Frequently Asked Questions
Is it ethical for a PI attorney to refer clients to a pharmacy lien provider?
Yes, referring clients to a pharmacy lien provider is generally ethical when the arrangement is disclosed, the provider does not purchase the resulting lien, and the client retains free choice of pharmacy. The key ethical requirements under ABA Model Rule 1.2 are that the client's autonomy is preserved and any financial arrangements are transparently disclosed.
Does recommending a pharmacy lien provider create a conflict of interest?
It can, depending on the structure. If the attorney receives any financial benefit from the referral, Rule 1.8(e) is implicated.
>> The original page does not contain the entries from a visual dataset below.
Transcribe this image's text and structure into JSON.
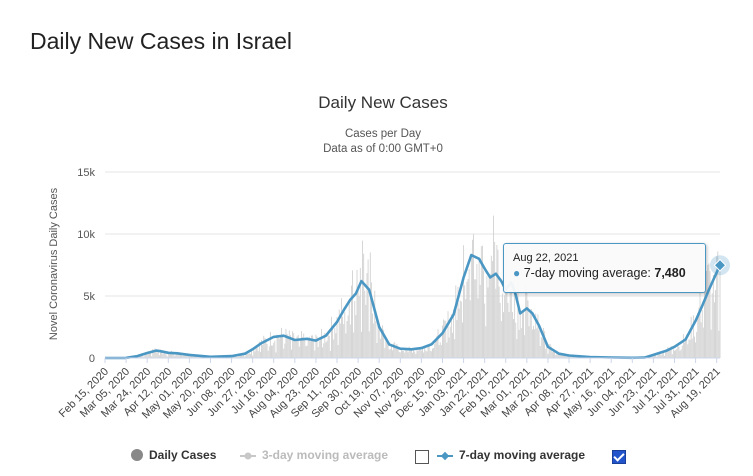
{
  "page_title": "Daily New Cases in Israel",
  "chart_data": {
    "type": "bar",
    "title": "Daily New Cases",
    "subtitle_line1": "Cases per Day",
    "subtitle_line2": "Data as of 0:00 GMT+0",
    "ylabel": "Novel Coronavirus Daily Cases",
    "ylim": [
      0,
      15000
    ],
    "yticks": [
      0,
      5000,
      10000,
      15000
    ],
    "ytick_labels": [
      "0",
      "5k",
      "10k",
      "15k"
    ],
    "x_range": [
      "2020-02-15",
      "2021-08-22"
    ],
    "xtick_labels": [
      "Feb 15, 2020",
      "Mar 05, 2020",
      "Mar 24, 2020",
      "Apr 12, 2020",
      "May 01, 2020",
      "May 20, 2020",
      "Jun 08, 2020",
      "Jun 27, 2020",
      "Jul 16, 2020",
      "Aug 04, 2020",
      "Aug 23, 2020",
      "Sep 11, 2020",
      "Sep 30, 2020",
      "Oct 19, 2020",
      "Nov 07, 2020",
      "Nov 26, 2020",
      "Dec 15, 2020",
      "Jan 03, 2021",
      "Jan 22, 2021",
      "Feb 10, 2021",
      "Mar 01, 2021",
      "Mar 20, 2021",
      "Apr 08, 2021",
      "Apr 27, 2021",
      "May 16, 2021",
      "Jun 04, 2021",
      "Jun 23, 2021",
      "Jul 12, 2021",
      "Jul 31, 2021",
      "Aug 19, 2021"
    ],
    "series": [
      {
        "name": "7-day moving average",
        "color": "#4b97c4",
        "x": [
          "2020-02-15",
          "2020-03-05",
          "2020-03-15",
          "2020-03-24",
          "2020-04-01",
          "2020-04-05",
          "2020-04-12",
          "2020-04-20",
          "2020-05-01",
          "2020-05-20",
          "2020-06-08",
          "2020-06-20",
          "2020-06-27",
          "2020-07-05",
          "2020-07-16",
          "2020-07-25",
          "2020-08-04",
          "2020-08-15",
          "2020-08-23",
          "2020-09-01",
          "2020-09-11",
          "2020-09-18",
          "2020-09-23",
          "2020-09-28",
          "2020-10-03",
          "2020-10-10",
          "2020-10-19",
          "2020-10-28",
          "2020-11-07",
          "2020-11-17",
          "2020-11-26",
          "2020-12-05",
          "2020-12-15",
          "2020-12-25",
          "2021-01-03",
          "2021-01-10",
          "2021-01-17",
          "2021-01-22",
          "2021-01-27",
          "2021-02-01",
          "2021-02-06",
          "2021-02-10",
          "2021-02-15",
          "2021-02-19",
          "2021-02-23",
          "2021-03-01",
          "2021-03-06",
          "2021-03-12",
          "2021-03-20",
          "2021-03-30",
          "2021-04-08",
          "2021-04-27",
          "2021-05-16",
          "2021-06-04",
          "2021-06-15",
          "2021-06-23",
          "2021-07-05",
          "2021-07-12",
          "2021-07-22",
          "2021-07-31",
          "2021-08-06",
          "2021-08-12",
          "2021-08-19",
          "2021-08-22"
        ],
        "values": [
          0,
          10,
          150,
          400,
          600,
          550,
          420,
          380,
          250,
          100,
          150,
          350,
          700,
          1200,
          1700,
          1800,
          1450,
          1550,
          1400,
          1800,
          2900,
          4000,
          4700,
          5200,
          6200,
          5500,
          2500,
          1100,
          750,
          700,
          800,
          1100,
          2000,
          3500,
          6500,
          8300,
          8000,
          7200,
          6500,
          6800,
          6200,
          5500,
          6100,
          5100,
          3600,
          4000,
          3600,
          2600,
          900,
          350,
          200,
          80,
          40,
          20,
          30,
          250,
          600,
          900,
          1500,
          3000,
          4200,
          5500,
          6900,
          7480
        ]
      }
    ],
    "daily_cases_approx": {
      "note": "bars approximate the daily counts around the 7-day average",
      "x_start": "2020-02-15",
      "x_end": "2021-08-22"
    },
    "tooltip": {
      "date": "Aug 22, 2021",
      "series": "7-day moving average",
      "value": "7,480"
    },
    "legend": [
      {
        "label": "Daily Cases",
        "color": "#888888",
        "active": true
      },
      {
        "label": "3-day moving average",
        "color": "#c8c8c8",
        "active": false,
        "checked": false
      },
      {
        "label": "7-day moving average",
        "color": "#4b97c4",
        "active": true,
        "checked": true
      }
    ]
  }
}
If the provider purchases the lien it originates, that creates a divergence of financial interests between the provider and the client. Attorneys should confirm that the provider is a pure pharmacy service — not a lien purchaser — and that no referral compensation flows to the attorney.
What should an attorney disclose about a pharmacy lien arrangement?
At minimum, the client should understand: (1) that a lien will be placed on their settlement proceeds to cover medication costs, (2) the approximate lien amount or how it will be calculated, (3) that they can use any pharmacy or opt out of the program, and (4) that the pharmacy provider does not purchase or hold the lien. Full disclosure guidance is covered in our pharmacy lien client disclosure and informed consent post.
Can a client refuse to use a recommended pharmacy lien provider?
Yes — and any reputable pharmacy lien program should accommodate that. Client autonomy under Model Rule 1.2 means the client can choose their own pharmacy. If a client has a preferred pharmacist or wants to fill prescriptions at a specific location, the program should support that choice. A program that requires exclusive use of its own pharmacy network is constraining client choice in a way that warrants scrutiny.
What is the difference between a captive pharmacy card and free choice of pharmacy?
A captive pharmacy card restricts where the client can fill prescriptions — typically to a specific chain, network, or pharmacy controlled by the lien provider. Free choice of pharmacy means the client can fill at any pharmacy: local independents, national chains, or via mail order. From an ethics standpoint, captive arrangements limit client autonomy; free-choice arrangements preserve it.